Acontece, porém, que veio para cá um delegado de polícia bastante enérgico e que resolveu acabar de uma vez para sempre com os tais frequentadores de botequins. Para isso, organizou uma patrulha que percorria a cidade duas vezes por semana, prendendo os tais elementos indesejáveis.
No dia seguinte eles eram obrigados a carpir a rua e à noite eram recolhidos no xadrez. Eram soltos três dias após. Isto era um trabalho perdido, uma vez que os elementos nem bem eram soltos, lá iam para os mesmos botequins, reiniciando a mesma vidinha. Eram presos novamente, e a pena dobrava e até mesmo triplicava.
No início, havia um soldado que tomava conta dos presos enquanto eles carpiram as ruas. Mas, com o decorrer de algum tempo, notou o delegado que não havia mais necessidade de guarda. Assim é que de manhã o carcereiro abria as portas da prisão, entregava as ferramentas aos presos e lá iam eles sozinhos, para a limpeza da cidade, voltando à cadeia para o almoço e para a janta, e às seis da tarde para dormir.
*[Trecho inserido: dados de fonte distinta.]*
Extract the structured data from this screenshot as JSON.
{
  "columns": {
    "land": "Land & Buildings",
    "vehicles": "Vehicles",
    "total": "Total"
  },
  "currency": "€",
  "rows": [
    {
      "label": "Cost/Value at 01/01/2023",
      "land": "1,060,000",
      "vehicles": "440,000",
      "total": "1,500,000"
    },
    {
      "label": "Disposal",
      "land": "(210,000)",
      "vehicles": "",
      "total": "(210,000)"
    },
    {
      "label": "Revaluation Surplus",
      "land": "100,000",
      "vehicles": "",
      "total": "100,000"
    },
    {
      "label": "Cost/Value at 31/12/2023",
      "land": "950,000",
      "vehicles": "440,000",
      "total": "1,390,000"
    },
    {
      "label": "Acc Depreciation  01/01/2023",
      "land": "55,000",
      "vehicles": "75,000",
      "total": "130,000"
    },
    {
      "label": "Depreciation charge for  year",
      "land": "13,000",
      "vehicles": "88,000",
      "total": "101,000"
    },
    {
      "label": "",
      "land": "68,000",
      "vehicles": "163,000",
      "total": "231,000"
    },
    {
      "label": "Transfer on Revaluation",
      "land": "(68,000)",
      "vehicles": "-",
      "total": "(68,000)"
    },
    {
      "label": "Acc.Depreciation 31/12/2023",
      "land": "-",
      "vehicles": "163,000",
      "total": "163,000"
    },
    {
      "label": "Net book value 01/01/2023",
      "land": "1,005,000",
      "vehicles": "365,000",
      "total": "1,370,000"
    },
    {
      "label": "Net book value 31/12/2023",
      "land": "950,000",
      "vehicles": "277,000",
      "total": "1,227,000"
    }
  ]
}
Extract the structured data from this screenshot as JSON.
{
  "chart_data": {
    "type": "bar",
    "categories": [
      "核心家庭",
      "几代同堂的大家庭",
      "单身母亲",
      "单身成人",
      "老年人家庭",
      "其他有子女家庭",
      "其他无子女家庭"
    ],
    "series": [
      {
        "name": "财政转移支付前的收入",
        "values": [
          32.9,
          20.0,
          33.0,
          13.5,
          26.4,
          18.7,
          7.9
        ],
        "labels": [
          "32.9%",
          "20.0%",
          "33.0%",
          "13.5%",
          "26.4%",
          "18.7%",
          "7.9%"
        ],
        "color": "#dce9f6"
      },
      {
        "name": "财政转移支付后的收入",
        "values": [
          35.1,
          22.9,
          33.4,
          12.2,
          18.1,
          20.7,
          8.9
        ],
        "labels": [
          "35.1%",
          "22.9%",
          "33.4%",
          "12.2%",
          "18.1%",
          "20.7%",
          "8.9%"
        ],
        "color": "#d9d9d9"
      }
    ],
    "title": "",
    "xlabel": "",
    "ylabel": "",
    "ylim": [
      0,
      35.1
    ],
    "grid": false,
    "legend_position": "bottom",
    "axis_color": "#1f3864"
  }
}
Cumpriam à risca o horário.
Um belo dia um preso de nome Inácio Barbudinho chegou atrasado para dormir, pois já eram mais de sete horas da noite. O carcereiro ficou furioso, pois desejava dar umas voltas pela cidade e, no entanto, fora obrigado a ficar esperando pelo retardatário. Quando Inácio Barbudo chegou, o carcereiro furioso bradou: – “Olha, seu vagabundo, outro dia que você chegar atrasado, tem que dormir na rua”. Isso aconteceu na Ituverava de outrora.